3. Having regard to the pleadings of the parties, the learned Court below formulated three questions for its consideration. On point No. 1, it was held that the defendant No. 1 has admitted the suit transaction and he having not been able to prove the counter claim, the suit, of the plaintiff is entitled to be decreed.

4. The learned Counsel appearing on behalf of the petitioners would submit that having regard to the fact that the plaintiff did not examine himself, the learned trial Judge must be held to have erred in law in paying the impugned order. In support of the aforementioned contention, strong reliance has been placed on a decision of the Apex Court in Vidhyadhar v. Mankikrao, . In the instant case, the claim of the plaintiff had been admitted. The suit, therefore, was to be decreed in terms of Order 12 Rule 6 of the Code of Civil Procedure.

5. The defendant No. 1 pleaded that the plaintiff was due to him a sum of Rs. 10,000/- in respect of the Chit No. OKL 1 and the said amount has to be given set off and thus the balance amount of Rs. 3,205/- was due to be paid to him. For the aforementioned amount, a counter claim has been filed. It was in the aforementioned situation and having regard to the provisions contained in Order 18 Rule 1, CPC the first defendant was to begin hearing of the suit. He examined two witnesses to prove the liability of the plaintiff to the extent of Rs. 10,000/- to him. The learned Court below upon trial of the suit and having regard to the materials on record, merely came to the finding that the first defendant has failed to prove his claim and that even he had not been able to prove the notice issued by him to the plaintiff. In evidence he claimed ignorance in relation to the whereabouts of the said notice. The notices exchanged between the first defendant and the plaintiff had also not been produced in the Court. However, the reply notice given by the plaintiff is to the effect that the money was credited to Nalluri Ajay Choudary but even the said Ajay Choudary had not been examined.
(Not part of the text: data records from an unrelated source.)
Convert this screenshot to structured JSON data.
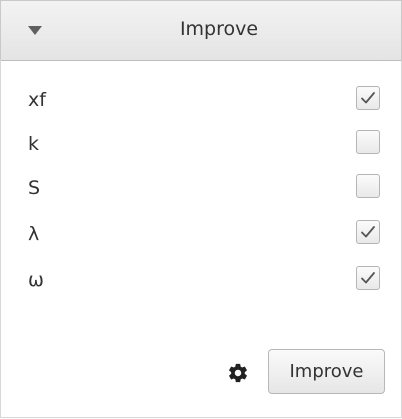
{
  "header": {
    "title": "Improve",
    "arrow_icon": "chevron-down-icon"
  },
  "options": [
    {
      "label": "xf",
      "checked": true
    },
    {
      "label": "k",
      "checked": false
    },
    {
      "label": "S",
      "checked": false
    },
    {
      "label": "λ",
      "checked": true
    },
    {
      "label": "ω",
      "checked": true
    }
  ],
  "footer": {
    "settings_icon": "gear-icon",
    "button_label": "Improve"
  },
  "colors": {
    "text": "#333333",
    "header_bg": "#e9e9e9",
    "border": "#c9c9c9",
    "check": "#555555"
  }
}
6. It is not in dispute that so far as the counter claim is concerned the same is to be treated as not proved having regard to the fact that the defendant No. 1 admitted the claim of the plaintiff and that the burden of proof was upon him to prove the counter claim.

7. The learned trial Judge also came to the conclusion that having regard to the provisions of the Limitation Act, the claim of the defendant No. 1 was barred by limitation. Even in that view of the matter, the purported counter claim on the basis whereof the defence of the defendant No. 1 is placed could not have been entertained.
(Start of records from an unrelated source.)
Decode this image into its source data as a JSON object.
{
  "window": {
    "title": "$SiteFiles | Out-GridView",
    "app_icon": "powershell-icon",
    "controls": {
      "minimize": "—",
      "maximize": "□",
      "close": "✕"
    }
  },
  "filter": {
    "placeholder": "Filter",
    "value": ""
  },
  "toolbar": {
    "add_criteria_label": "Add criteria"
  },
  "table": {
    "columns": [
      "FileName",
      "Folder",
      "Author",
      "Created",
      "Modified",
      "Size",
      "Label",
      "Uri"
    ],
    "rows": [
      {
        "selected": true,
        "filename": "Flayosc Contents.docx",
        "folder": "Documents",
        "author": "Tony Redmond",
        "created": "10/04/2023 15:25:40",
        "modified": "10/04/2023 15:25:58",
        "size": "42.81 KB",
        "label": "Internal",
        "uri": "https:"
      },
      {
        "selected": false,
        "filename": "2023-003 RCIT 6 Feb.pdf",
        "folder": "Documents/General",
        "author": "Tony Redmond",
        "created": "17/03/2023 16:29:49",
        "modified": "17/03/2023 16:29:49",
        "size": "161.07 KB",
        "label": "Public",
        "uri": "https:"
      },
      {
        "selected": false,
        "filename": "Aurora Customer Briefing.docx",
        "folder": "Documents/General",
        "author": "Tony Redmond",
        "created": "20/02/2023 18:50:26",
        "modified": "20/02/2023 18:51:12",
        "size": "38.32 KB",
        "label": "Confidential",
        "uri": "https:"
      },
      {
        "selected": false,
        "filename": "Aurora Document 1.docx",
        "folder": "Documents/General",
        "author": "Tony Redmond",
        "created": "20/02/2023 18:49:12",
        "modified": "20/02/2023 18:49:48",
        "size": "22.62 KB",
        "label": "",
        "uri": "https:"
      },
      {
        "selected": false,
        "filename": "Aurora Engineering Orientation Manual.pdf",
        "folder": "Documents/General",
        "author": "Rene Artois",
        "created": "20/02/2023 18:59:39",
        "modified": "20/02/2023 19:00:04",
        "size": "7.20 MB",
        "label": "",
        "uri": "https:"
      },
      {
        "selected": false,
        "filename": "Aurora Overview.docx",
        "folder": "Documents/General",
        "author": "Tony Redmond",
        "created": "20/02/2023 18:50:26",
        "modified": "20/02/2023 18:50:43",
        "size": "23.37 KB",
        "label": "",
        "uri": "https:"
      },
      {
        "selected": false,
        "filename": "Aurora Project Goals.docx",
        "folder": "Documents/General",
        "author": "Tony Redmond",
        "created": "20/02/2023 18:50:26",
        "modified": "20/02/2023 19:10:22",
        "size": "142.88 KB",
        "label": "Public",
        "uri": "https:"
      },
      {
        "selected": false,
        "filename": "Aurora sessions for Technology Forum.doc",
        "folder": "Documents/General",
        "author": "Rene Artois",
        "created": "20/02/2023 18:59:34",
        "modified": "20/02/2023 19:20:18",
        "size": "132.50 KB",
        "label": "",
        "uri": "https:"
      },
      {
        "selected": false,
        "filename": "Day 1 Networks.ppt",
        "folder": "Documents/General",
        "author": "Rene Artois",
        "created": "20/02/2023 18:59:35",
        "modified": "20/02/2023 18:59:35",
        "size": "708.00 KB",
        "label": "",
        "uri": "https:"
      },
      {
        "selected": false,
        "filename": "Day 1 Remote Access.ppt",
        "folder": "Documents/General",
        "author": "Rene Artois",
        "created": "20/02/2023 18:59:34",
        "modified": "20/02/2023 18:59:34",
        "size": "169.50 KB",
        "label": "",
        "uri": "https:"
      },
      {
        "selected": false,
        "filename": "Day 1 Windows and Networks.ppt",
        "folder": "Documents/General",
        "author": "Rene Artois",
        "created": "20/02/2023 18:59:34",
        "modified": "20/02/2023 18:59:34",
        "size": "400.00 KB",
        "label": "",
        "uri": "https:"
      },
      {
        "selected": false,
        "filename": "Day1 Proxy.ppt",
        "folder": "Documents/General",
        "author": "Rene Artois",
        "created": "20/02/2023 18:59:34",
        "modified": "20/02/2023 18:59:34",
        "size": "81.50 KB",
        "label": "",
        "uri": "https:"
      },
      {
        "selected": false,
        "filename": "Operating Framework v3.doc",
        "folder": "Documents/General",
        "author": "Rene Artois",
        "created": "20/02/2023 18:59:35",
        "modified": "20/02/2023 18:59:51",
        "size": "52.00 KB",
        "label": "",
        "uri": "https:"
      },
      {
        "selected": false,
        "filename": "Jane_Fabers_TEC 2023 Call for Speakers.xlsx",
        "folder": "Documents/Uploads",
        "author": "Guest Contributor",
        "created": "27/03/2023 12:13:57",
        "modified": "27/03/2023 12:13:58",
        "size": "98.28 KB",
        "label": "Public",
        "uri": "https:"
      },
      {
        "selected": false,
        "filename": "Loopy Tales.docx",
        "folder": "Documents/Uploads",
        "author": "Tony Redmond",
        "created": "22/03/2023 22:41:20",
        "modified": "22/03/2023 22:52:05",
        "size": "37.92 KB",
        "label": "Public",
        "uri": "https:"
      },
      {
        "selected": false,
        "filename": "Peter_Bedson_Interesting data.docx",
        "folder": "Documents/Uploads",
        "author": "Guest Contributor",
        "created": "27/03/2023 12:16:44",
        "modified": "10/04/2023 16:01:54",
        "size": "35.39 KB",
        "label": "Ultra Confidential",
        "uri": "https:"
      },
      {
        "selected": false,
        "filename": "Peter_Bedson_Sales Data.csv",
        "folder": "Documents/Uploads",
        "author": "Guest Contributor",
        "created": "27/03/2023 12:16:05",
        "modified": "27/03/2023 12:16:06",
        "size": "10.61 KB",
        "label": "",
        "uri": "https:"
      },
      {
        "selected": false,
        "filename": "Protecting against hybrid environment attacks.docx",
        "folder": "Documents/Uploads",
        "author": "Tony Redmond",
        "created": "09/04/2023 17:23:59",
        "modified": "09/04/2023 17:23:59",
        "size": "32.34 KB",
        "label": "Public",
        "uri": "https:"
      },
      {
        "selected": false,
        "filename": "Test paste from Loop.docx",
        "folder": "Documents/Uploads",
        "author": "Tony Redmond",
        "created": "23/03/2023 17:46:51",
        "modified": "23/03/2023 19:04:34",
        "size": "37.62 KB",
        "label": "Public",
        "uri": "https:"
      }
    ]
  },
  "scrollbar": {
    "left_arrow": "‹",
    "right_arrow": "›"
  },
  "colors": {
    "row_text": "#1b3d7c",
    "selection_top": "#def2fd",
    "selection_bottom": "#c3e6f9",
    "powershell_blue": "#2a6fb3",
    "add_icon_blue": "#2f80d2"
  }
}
8. For the reasons aforementioned, this Court is of the opinion that no case is made out for interference with the impugned order.

9. The decision of the Apex Court in Vidhyadhar is not applicable to the facts of the present case. Therein, a suit was filed for redemption of mortgage by conditional sale or in the alternative a decree for specific performance of contract which was decreed by the Trial Court on 29.4.1975. In the aforementioned situation, it was held that it was necessary for the plaintiff to examine himself as a witness so as to enable the defendant subjecting to cross-examination. Such a question did not arise here. Having regard to the provisions of Section 58 of the Evidence Act, the plaintiff was not required to prove the admitted transaction.

For the reasons aforementioned, there is no merit in the C.R.P., which is accordingly dismissed. No order as to costs.